Researchers have unveiled an atlas of the human brain that depicts the structure, location and function of over 3,000 neuron types, some of which are entirely new.

The grand collaborative effort, spanning 21 papers by hundreds of authors in Science, Science Advances and Science Translational Medicine, hoped to lay the groundwork for further and more precise research into diseases, cognition and consciousness. The data from this project, which has been ongoing since 2017 is publicly available on the Neuroscience Multiomic Archive.

The research is part of the United States National Institutes of Health’s Brain Research through Advancing Innovative Neurotechnology Initiative — Cell Census Network or BICCN, whose specific purpose is to “identify and provide experimental access to the different brain cell types to determine their roles in health and disease” by analyzing brains of humans, non-human primates – NHPs — and mice.

“We really need this kind of information if we’re going to understand what makes us unique as humans, or what makes us different as individuals, or how the brain develops,” noted Ed Lein, senior investigator at the Allen Institute of Brain Science in Seattle.

This comes into play in the context of the project’s comparisons between human and nonhuman brains. Between mice and humans, researchers found general structural similarities but a marked deviation in specializations. Meanwhile, the NHPs were much more like humans but there were key differences in the language-processing centers of the brains, further highlighting the impact language has had on human evolutionary history.

One of the key papers highlighted the diversity of neurons present in the brain. This was done by directly analyzing 3 million individual brain cells across 3 deceased donors and 1 previously dissected donor. It found 461 types of neurons, which could be further broken down into over 3,000 subtypes. Particularly the brainstem, an under-researched area, showed remarkable neuronal diversity.

The brainstem is responsible for many vital functions of life such as breathing, blood pressure, sleep, consciousness and heart rate. This neuronal diversity can track evolution’s trial-and-error approach of the development of animal life over 800 million years.

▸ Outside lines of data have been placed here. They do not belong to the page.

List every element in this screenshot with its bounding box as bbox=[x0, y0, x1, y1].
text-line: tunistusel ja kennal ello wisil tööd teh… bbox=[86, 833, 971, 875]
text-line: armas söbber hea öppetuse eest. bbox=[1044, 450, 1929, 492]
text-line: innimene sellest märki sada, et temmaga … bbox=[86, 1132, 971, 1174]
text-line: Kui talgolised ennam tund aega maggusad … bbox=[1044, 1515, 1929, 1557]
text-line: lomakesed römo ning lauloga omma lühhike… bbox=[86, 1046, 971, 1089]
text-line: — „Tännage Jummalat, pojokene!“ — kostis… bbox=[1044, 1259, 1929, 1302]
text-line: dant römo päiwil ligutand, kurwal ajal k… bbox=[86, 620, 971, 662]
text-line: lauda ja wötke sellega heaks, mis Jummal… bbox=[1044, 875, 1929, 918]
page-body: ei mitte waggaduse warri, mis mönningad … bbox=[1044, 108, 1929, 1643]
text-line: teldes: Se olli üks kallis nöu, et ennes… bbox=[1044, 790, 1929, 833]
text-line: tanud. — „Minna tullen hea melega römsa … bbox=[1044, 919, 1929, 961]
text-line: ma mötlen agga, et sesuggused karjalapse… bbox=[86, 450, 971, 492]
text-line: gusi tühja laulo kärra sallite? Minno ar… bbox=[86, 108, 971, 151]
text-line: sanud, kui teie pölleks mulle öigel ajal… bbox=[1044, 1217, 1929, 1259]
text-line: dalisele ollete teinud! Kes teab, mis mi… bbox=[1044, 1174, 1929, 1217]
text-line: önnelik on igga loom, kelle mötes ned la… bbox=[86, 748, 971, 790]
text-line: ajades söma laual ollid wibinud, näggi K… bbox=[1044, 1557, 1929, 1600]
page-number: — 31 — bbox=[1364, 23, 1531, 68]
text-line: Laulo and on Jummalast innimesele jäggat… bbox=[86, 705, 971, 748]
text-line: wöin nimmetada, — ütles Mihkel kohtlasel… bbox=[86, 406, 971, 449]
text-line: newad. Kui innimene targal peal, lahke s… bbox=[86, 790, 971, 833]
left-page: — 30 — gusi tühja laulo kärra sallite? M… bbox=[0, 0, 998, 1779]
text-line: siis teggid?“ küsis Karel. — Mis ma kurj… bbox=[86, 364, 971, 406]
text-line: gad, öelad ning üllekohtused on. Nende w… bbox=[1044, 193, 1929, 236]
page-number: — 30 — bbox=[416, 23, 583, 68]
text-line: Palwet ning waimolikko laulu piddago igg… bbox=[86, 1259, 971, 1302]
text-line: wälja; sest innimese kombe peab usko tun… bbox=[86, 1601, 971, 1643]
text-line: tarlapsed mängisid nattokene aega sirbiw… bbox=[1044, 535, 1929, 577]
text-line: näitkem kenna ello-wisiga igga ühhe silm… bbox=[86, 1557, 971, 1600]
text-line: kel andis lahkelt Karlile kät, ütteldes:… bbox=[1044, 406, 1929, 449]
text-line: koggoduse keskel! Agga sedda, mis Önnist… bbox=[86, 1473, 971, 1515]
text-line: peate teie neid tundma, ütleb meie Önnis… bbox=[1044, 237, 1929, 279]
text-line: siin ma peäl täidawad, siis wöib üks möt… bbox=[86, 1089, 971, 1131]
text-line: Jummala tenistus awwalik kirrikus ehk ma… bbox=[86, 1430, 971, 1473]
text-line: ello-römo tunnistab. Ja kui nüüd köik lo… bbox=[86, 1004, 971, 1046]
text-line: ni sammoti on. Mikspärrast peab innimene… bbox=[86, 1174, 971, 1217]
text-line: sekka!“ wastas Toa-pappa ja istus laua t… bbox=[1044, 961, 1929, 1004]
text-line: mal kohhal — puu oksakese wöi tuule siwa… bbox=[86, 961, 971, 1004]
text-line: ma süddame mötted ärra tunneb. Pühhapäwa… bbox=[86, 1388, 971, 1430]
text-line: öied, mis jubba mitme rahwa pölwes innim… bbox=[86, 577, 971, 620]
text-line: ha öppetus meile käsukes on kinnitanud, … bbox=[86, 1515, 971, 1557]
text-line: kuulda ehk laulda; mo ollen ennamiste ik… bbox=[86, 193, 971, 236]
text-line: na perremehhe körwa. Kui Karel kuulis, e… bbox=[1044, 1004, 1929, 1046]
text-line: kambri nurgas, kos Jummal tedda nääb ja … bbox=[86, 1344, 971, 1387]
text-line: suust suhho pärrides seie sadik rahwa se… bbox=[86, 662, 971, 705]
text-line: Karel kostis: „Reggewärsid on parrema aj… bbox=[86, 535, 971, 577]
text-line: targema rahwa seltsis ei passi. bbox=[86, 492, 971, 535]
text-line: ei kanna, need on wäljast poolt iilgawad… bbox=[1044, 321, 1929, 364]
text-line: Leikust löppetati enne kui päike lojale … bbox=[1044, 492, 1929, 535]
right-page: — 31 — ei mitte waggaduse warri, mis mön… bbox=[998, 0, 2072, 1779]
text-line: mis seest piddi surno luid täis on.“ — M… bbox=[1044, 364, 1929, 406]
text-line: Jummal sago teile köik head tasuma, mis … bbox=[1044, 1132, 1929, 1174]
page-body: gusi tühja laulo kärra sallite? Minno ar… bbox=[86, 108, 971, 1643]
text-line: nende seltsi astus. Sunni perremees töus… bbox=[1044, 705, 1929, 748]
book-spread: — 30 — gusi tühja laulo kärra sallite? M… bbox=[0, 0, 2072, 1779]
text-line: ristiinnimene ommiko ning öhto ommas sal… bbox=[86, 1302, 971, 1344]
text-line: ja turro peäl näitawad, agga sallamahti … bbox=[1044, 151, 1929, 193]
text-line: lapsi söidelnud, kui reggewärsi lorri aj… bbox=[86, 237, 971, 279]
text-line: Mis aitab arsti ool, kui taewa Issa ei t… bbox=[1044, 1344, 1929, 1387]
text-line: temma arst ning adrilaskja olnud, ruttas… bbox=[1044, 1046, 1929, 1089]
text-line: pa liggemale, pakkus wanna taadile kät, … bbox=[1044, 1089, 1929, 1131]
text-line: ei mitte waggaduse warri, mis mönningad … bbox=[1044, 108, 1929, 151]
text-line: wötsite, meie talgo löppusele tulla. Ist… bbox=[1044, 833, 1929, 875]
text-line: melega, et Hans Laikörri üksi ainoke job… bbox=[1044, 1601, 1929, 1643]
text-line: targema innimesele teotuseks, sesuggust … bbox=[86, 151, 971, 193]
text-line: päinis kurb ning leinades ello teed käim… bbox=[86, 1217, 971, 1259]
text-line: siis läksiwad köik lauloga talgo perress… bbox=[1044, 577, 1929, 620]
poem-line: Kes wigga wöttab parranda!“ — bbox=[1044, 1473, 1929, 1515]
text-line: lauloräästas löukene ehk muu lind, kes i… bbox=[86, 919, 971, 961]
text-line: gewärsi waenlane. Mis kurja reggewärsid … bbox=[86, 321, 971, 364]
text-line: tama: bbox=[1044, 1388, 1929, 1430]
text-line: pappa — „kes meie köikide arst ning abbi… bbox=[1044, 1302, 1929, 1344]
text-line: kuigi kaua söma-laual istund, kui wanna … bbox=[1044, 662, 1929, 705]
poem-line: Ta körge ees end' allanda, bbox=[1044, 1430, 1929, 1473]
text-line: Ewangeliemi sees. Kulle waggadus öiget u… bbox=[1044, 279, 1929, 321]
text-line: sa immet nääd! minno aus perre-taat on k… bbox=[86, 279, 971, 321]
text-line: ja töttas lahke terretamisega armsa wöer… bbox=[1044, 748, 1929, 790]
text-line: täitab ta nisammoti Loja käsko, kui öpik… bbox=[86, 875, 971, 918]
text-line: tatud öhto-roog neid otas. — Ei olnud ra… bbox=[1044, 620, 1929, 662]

Another paper from the 21 paper-package focused on the link between the expression of certain brain cell types and the progression of neuropsychiatric and neurodegenerative diseases, such as bipolar disorder, depression, autism, Alzheimer’s and schizophrenia.

Alzheimer’s, for example, was linked to microglia, a special non-neuronal type of cell that is responsible for clearing waste products produced by the brain. Though microglia are essential to normal brain functioning, an excess amount or alteration of these types of cells can result in the microglia attacking the neurons of the brain itself.

In conjunction with other research regarding gene regulation and activation in the brain from the same project can shine a light on the genetic switches that may make diseases more likely, with the eventual goal of producing therapies that may better attack the root of the problem.

Pinpointing the switches that activate or block gene expression in brain cells could be useful for diagnosing brain disorders and developing tailored treatments, Joseph Ecker, molecular biologist at Salk Institute for Biological Studies in La Jolla, California told Nature.

“That’s another tool that comes out of the toolbox we’re building,” Ecker said.

Though the research package is detailed and provides grand insights into many of the brain’s complexities, this is only the beginning.

The BICCN team hopes to expand this project to include analyses of intraneuronal connections, problem-solving skills, and memory in live brains as well as the differences between human brains of different populations and ages.